Mais uma vez o
tema “legado” volta às nossas discussões. Tenho tido uma imensa preocupação com
o “day after” das nossas megaventuras
esportivas internacionais dos próximos três anos. Desta vez, o foco é sobre os
treinadores esportivos brasileiros. O que nos deixam de legado? Em anos
recentes tivemos a (ingrata) oportunidade de ler e ouvir críticas sobre estes
profissionais, que eles não estudam, que eles não se atualizam, etc, etc. Isso
não é verdade! Não sei quanto às outras modalidades, e até tendo a desconfiar
que isso seja um fato no futebol, por exemplo, mas no basquetebol brasileiro
posso afirmar sem medo de errar que nossos treinadores estudam e se atualizam.
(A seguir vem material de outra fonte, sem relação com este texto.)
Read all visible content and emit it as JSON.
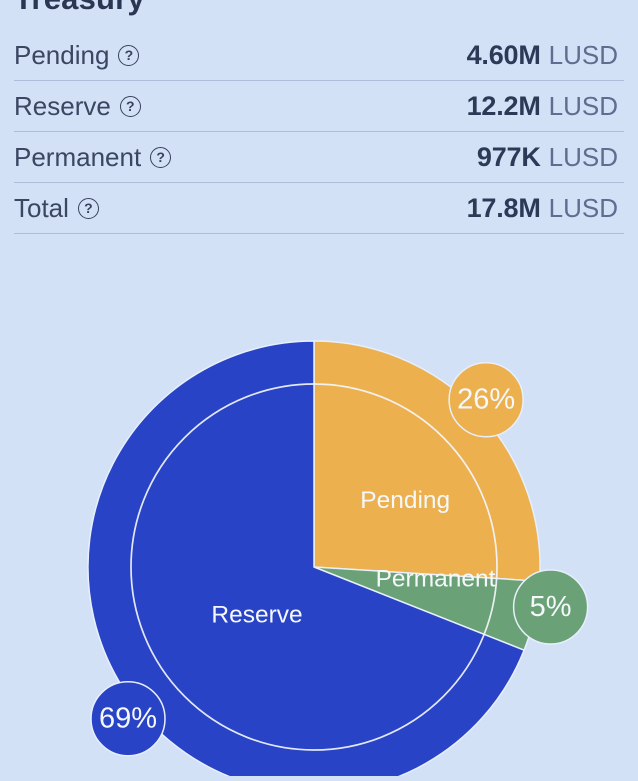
{
  "header": {
    "title": "Treasury"
  },
  "table": {
    "rows": [
      {
        "label": "Pending",
        "help_icon": "question-circle-icon",
        "help_glyph": "?",
        "value": "4.60M",
        "unit": "LUSD"
      },
      {
        "label": "Reserve",
        "help_icon": "question-circle-icon",
        "help_glyph": "?",
        "value": "12.2M",
        "unit": "LUSD"
      },
      {
        "label": "Permanent",
        "help_icon": "question-circle-icon",
        "help_glyph": "?",
        "value": "977K",
        "unit": "LUSD"
      },
      {
        "label": "Total",
        "help_icon": "question-circle-icon",
        "help_glyph": "?",
        "value": "17.8M",
        "unit": "LUSD"
      }
    ]
  },
  "chart_data": {
    "type": "pie",
    "unit": "LUSD",
    "direction": "clockwise",
    "start_angle_deg": 0,
    "slices": [
      {
        "label": "Pending",
        "percent": 26,
        "percent_label": "26%",
        "value": "4.60M",
        "color": "#ecb04e"
      },
      {
        "label": "Permanent",
        "percent": 5,
        "percent_label": "5%",
        "value": "977K",
        "color": "#6aa176"
      },
      {
        "label": "Reserve",
        "percent": 69,
        "percent_label": "69%",
        "value": "12.2M",
        "color": "#2843c5"
      }
    ],
    "inner_ring": true,
    "legend": "labels-inside-slices"
  },
  "colors": {
    "background": "#d3e1f6",
    "divider": "rgba(88,110,152,0.30)",
    "slice_stroke": "#e7effb",
    "inner_ring_stroke": "#f2f6fc",
    "text_on_slices": "#f5f8fb"
  }
}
Cada
um a sua maneira, a maior parte sempre busca informações para aprimorar seu
conhecimento e melhorar a performance de seus atletas e equipes.
As formas de
atualização contemplam desde a maciça participação em cursos, clínicas e
estágios não só no Brasil como também no exterior, até a aquisição de livros,
acesso a sites e participação em grupos de discussão de técnicos via e-mails ou
redes sociais. Vários treinadores detém a arte de perceber as mudanças surgidas
no estilo de jogo de equipes diferentes ao assistir os campeonatos
internacionais pela televisão ou in loco.
Estes profissionais não são torcedores que vão aos ginásios para admirar
jogadas espetaculares, mas sim profundos observadores da tática, da estratégia,
do uso dos fundamentos e do comportamento de técnicos, atletas e árbitros, elementos
que visam à melhora do seu rendimento profissional.
Por tudo isso acima, não concordo
com a crítica de que nossos treinadores não estudam. Nossos treinadores leem
bastante. Só não escrevem. Essa, para mim, é a principal falha. É onde permitimos
escapar gradativamente a oportunidade deixar um legado esportivo para as
gerações atuais e futuras do esporte brasileiro. Temos treinadores de alto
nível nas mais variadas modalidades esportivas, mas com raríssimas exceções,
nenhum publica seus conhecimentos. Certa vez, conversei com um treinador de
basquetebol sobre a possibilidade de ele escrever um livro sobre seu aprofundado
conhecimento do esporte e ele se sentiu quase ofendido, chegando a perguntar se
eu era maluco! A razão apresentada por ele para a recusa era que ele não queria
“entregar o ouro para o bandido”.
Pois é...será que esse é mesmo o espírito? Será que essa é a razão para não “mostrarmos o que fazemos de verdade na
quadra”?
Penso que isso tenha um fundo
cultural. Nos EUA, por exemplo, é praticamente uma questão de honra e prestígio
no meio profissional mostrar o que se sabe e o que se faz. É mais do que comum os
treinadores publicarem artigos e livros, alimentarem sites e grupos de
discussão, e até possuírem canais de vídeo no Youtube, dando dicas de ensino de
fundamentos, de táticas defensivas e ofensivas, e tudo mais. Mostrar o que
sabem nunca foi considerado por lá “entregar
o ouro ao bandido”! No de 1994, o então técnico do Chicago Bulls, Phil
Jackson, esteve no Rio de Janeiro para participar de um evento e ministrou uma aula
teórica e outra prática demonstrando com detalhes o sistema de jogo ofensivo
que ele adotava em sua equipe (triangle
offense). Não foi algo superficial para tapear os espectadores e fingir que
os ensinava. Foi legitimamente o ataque do Chicago Bulls. Quem assistiu às
aulas e costumava ver o time jogar, sabe que não faltou nada sobre o assunto.
Digite qualquer elemento do jogo
de basquete no Google ou no Youtube e você descobrirá uma infinidade de sites,
livros, artigos e videoaulas bem explicadas e detalhadas sobre seu assunto. No
Brasil, com exceção do livro “Basquetebol:
sistemas de ataque e defesa” do Prof.º Walter Carvalho e do livreto (sem editora
ou ISBN) “Os dez mandamentos do
basquetebol moderno” do Prof.º Waldir Boccardo, todos os demais treinadores
que publicaram livros por aqui se dedicaram à iniciação esportiva, mesmo aqueles
que só trabalham com o alto rendimento.
O Brasil, como uma pretensa potência
olímpica em desenvolvimento, precisa aprender a passar a informação que
adquiriu ao longo dos anos pelos mais variados meios para multiplicar e
perpetuar o conhecimento.
CARVALHO, W. Basquetebol:
sistemas de ataque e defesa. Rio de Janeiro: Sprint, 2001.